Brian McCann (ATL) –
McCann has proven himself as the class of his position. He entered the 2011 season with more HR and RBI than any catcher over the past 5 seasons. With vision problems corrected last year and a place in the middle of the Braves batting order, you can expect McCann to keep up his power pace. With .308-16-53 numbers so far in 2011 and considering that McCann has traditionally put up consistent numbers in both halves, the Braves catcher should easily continue lead the pack of catchers from a fantasy standpoint. If you can get him, do it. Then consider him serious ‘keeper material’ for the next several seasons as well.
Alex Avila (DET) –
Avila seemed to come out of nowhere early in the 2011 season.

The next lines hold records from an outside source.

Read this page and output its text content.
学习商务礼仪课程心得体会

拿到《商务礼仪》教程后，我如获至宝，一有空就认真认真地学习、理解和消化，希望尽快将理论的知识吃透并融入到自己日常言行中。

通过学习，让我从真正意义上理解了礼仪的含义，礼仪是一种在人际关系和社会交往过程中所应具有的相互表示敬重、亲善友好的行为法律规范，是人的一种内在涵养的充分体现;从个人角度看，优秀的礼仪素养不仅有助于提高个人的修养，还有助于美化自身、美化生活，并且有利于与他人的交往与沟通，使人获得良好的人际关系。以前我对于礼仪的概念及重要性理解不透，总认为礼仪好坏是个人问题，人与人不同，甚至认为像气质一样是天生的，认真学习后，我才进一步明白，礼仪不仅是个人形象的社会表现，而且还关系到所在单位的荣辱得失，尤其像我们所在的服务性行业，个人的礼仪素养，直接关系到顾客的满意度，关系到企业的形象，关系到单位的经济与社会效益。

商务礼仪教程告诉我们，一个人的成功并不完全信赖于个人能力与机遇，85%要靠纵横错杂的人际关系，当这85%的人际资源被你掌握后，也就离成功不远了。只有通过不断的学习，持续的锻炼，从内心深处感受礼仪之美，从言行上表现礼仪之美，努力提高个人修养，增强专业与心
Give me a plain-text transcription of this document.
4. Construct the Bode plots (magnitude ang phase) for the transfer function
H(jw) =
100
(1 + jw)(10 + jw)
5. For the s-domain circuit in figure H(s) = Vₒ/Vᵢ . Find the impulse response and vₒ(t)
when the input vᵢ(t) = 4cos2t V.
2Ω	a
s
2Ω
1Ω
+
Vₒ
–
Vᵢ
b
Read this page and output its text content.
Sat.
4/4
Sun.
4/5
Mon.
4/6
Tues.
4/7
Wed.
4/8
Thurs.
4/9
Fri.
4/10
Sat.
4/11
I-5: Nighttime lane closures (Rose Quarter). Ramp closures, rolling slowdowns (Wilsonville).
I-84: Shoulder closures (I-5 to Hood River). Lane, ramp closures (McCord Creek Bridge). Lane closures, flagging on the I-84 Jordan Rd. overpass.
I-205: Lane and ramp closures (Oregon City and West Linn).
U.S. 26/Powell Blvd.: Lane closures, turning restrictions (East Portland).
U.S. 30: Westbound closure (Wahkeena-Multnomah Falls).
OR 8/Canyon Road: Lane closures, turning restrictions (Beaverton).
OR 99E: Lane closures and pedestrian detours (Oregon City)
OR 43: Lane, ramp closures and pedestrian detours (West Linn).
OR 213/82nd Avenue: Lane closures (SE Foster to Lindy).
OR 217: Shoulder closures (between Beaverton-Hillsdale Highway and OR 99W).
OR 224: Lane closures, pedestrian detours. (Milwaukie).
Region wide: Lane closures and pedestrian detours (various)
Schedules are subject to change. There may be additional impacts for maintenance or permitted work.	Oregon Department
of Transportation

However, after getting off to a quick start, Avila has faded recently. Never one to hit LHP, Tigers manager Jim Leyland will be looking to sit his young catcher a lot more in the second half, including more days off against RHP as well. Leyland recently stated, "Alex is going to need some time. You can take that to the bank. If we're not careful, we'll play Alex into the ground. He's going to need some time." This is not a player who will see an overabundance of playing time in the second half. If you have him, sell high. Fast.
Matt Wieters (BAL) –
The much-hyped phenom has yet to live up to his advanced billing. He has provided some pop with 10 HR so far this season, but none have come with more than 1 man on base. Combined with the fact that he often hits in the lower part of the Orioles batting order, and his RBI numbers have suffered. An incredible defensive player, Wieters will most likely deliver a monster year yet. However, 2012 or 2013 are more likely candidates for the breakthrough season.
Wilson Ramos (WAS) –
Blocked by Joe Mauer in Minnesota, moving to the Nationals in the Matt Capps trade was a perfect fit. Under the tutelage of Ivan Rodiguez, Ramos continues to display a canon for an arm and a knack for calling a good game. Better still for fantasy owners is his steady improvement at the plate. With virtually the same statistics as Wieters, Ramos will cost you a lot less in a trade than the Orioles backstop. If you need a little pop from your catcher, you would be well served to grab Ramos.
Russell Martin (NYY) –
Trending downward for years now, Martin showed some life early in the 2011 season in a potent Yankees line up. One of Martin’s strengths was always his ability to deliver stolen bases from the catcher position. Although he has 7 SB on the season, he has stolen only 1 base since June 3rd and recent hip and knee injuries have limited his ability to run like he used to. The real value he brings to the Yanks is his ability to call a game (A.J. Burnett loves throwing to him) and block pitches in the dirt. These are admirable qualities indeed, but of absolutely no help for fantasy owners. With phenom hitting prospect Jesus Montero in the minors (and a possibility to be called up in September), Martin is not an appealing choice for the second half.
Kurt Suzuki (OAK) –
Suzuki has been an appealing option at catcher the past several seasons due to the fact that he plays a lot of games behind the plate and has hit regularly in the middle of the Athletics batting order, thus producing good RBI numbers. Although he is hitting for the same amount of power this season, his batting average has plumbed depths exceeding his 2010 rate of .242. Hitting only .228 through mid-July, it seems that catching all of those games the past few years is taking its toll on Suzuki’s overall play. Consider the Oakland catcher as one to avoid in the second half as his number of days off are likely to increase.
Ramon Hernandez (CIN) –
At a position where many fantasy owners hope to draft a player and hope he won’t hurt with his statistics, Hernandez can actually help out in batting average. A .297 hitter in 2010, he has hit at a .315 clip in 2011. Although he has been sharing time with Ryan Hanigan (and should continue to do so), Hernandez does offer a nice blend of batting average and some pop (10 HR so far). If you are looking for an inexpensive option at catcher who will help out rather than hurt your overall team stats, Hernandez is a pretty decent option and available on many waiver wires.
Take a minute to look a little closer at the catchers available in your fantasy baseball league and hopefully you will take some of the confusion out of this most unique fantasy position.